• Commentary

The American Dream Team – Citizens, Not Subjects

In the summer of 1992, the new graduates of Franklin County (Ga.) High School poured out into the world with the powerful energy and hopes and naïveté of 18 year old Americans who knew no limits. Beginning with a “senior beach week” in Panama City Beach that included so many foolish antics that none of us can now fathom that our parents let us go there without adult supervision, that summer we launched into life – college, tech school, jobs, relationships, marriage. 

America was at that time triumphant and ascendant. The Berlin Wall had fallen, the Soviet Union had disintegrated, Saddam Hussein’s gambit to take over Kuwait had been undone quickly by a U.S.-led coalition. In short, market democracy had defeated fascist and then communist autocracy and flicked away Saddam’s aggression, proving beyond a shadow of a doubt to be the most effective, dynamic, and powerful form of human governance.  Prominent scholars said it was the End of History

The U.S. Olympic team arrived in Barcelona that summer as the vanguard of this world-changing power, with a basketball “Dream Team” of superstars including Magic Johnson, Michael Jordan, Larry Bird and others that dominated the event, winning gold by a margin unprecedented in Olympic history. 

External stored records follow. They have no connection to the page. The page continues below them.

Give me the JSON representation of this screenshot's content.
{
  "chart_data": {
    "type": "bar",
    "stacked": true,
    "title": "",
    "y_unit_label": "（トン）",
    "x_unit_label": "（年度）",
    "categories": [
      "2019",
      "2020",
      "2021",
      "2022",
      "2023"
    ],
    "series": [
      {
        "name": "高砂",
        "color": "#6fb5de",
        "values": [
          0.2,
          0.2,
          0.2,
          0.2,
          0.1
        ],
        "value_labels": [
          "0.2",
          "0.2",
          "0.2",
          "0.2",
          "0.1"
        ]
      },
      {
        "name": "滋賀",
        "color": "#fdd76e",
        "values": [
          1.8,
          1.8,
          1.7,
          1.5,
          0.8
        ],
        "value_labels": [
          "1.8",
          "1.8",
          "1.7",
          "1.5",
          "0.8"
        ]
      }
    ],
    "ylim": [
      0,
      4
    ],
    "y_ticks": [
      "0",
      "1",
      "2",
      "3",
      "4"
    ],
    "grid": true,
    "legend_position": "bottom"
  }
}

Beyond basketball, other aspects of Barcelona 1992 were even more telling of the new era that America and market democracy had ushered in. South Africa, having abolished Apartheid, participated in the Oympics for the first time since 1960. German athletes again competed on behalf of a unified Germany, rather than as Cold War proxies representing East Germany and West Germany. The independent teams of Estonia and Latvia made their first appearance since the 1936 Olympics in Hitler’s Berlin, and Lithuania sent its first team since 1928. Other ex-Soviet republics participated as a “unified team,” with medal winners honored under the flags of their newly independent countries.

At this time, Vladimir Putin was an embittered post-Soviet municipal official in St. Petersburg. Xi Xinping was a mid-level bureaucrat in the Chinese Communist Party, which in its fourth decade in power had undertaken murderous oppression in Tienanmen Square in 1989, an atrocity that by 1992 seemed to be an anachronistic outlier from the triumphant Age of Market Democracy.

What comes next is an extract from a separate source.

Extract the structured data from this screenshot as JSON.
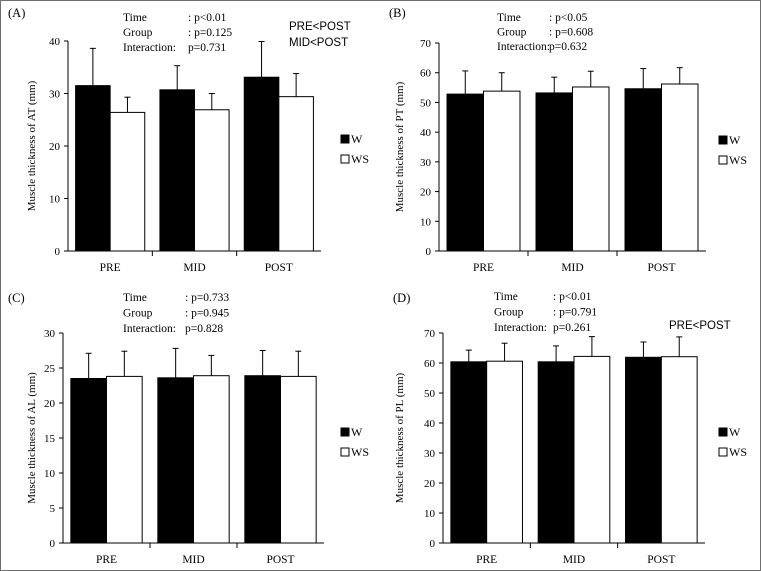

But in the following decades, it became apparent that History had not yet ended after all.   

This 1992 moment sprung to mind earlier this year in Barcelona, as I attended Mobile World Congress 2025, the massive annual wireless telecommunications conference with over 100,000 participants and thousands of companies from over 200 countries.  By far the largest exhibit at the conference was that of China’s telecom behemoth Huawei – a gargantuan, sparkling, futuristic display of tech autocracy whose tagline, “Accelerating the Intelligent World,” ominously filled the largest hall of Barcelona’s huge convention center. The exhibit seemed to me a foreboding, even threatening message from China’s autocratic government, which incubated and helped build Huawei into the telecom/tech giant that it is today, that the future of the world is China’s all-knowing and all-powerful technology.

And I thought about all this again last week in Royston, Ga., as several middle school, high school, and college kids worked to begin the Founding Citizens Institute, a training program for young Americans to learn the core skills of active citizenship, from how 911 emergency response works to the responsibilities of local government officials to the role of local churches and newspapers.  We met with a bunch of citizen leaders who were exuberant young adults in 1992 and now serve our community – and Georgia and the United States of America – in a wide variety of important roles.  Mayor, superintendent, assistant principal, teacher, clerk of court, fire chief, EMS, emergency room nurse, CEO, truck driver, reporter, veteran, church leader, etc. etc. etc. 

These people are good citizens, and every one of them is a Founder of our country – a nation of the people, for the people, by the people. The kids learned this week that in America, citizens run the country. We are in charge. We are not subjects of an autocratic government.

Citizens and the communities in which they live and serve are the most valuable “infrastructure” of our nation. China and Russia and other autocratic societies have hundreds of millions of residents – subjects – but those countries do not possess the “critical infrastructure” of active free citizens and citizen-led businesses, institutions, and communities.

The human infrastructure of citizenship is at the heart of the American Dream Team. 

And that human infrastructure is what the incredible technology showcased at Mobile World Congress in Barcelona is meant to serve. Technology must be designed and deployed to serve us – and our families and our dreams and our self-governance. 

It cannot be the other way around; we are not subjects of a tech-enabled autocracy that surveils and represses us and stifles our expression and ambitions.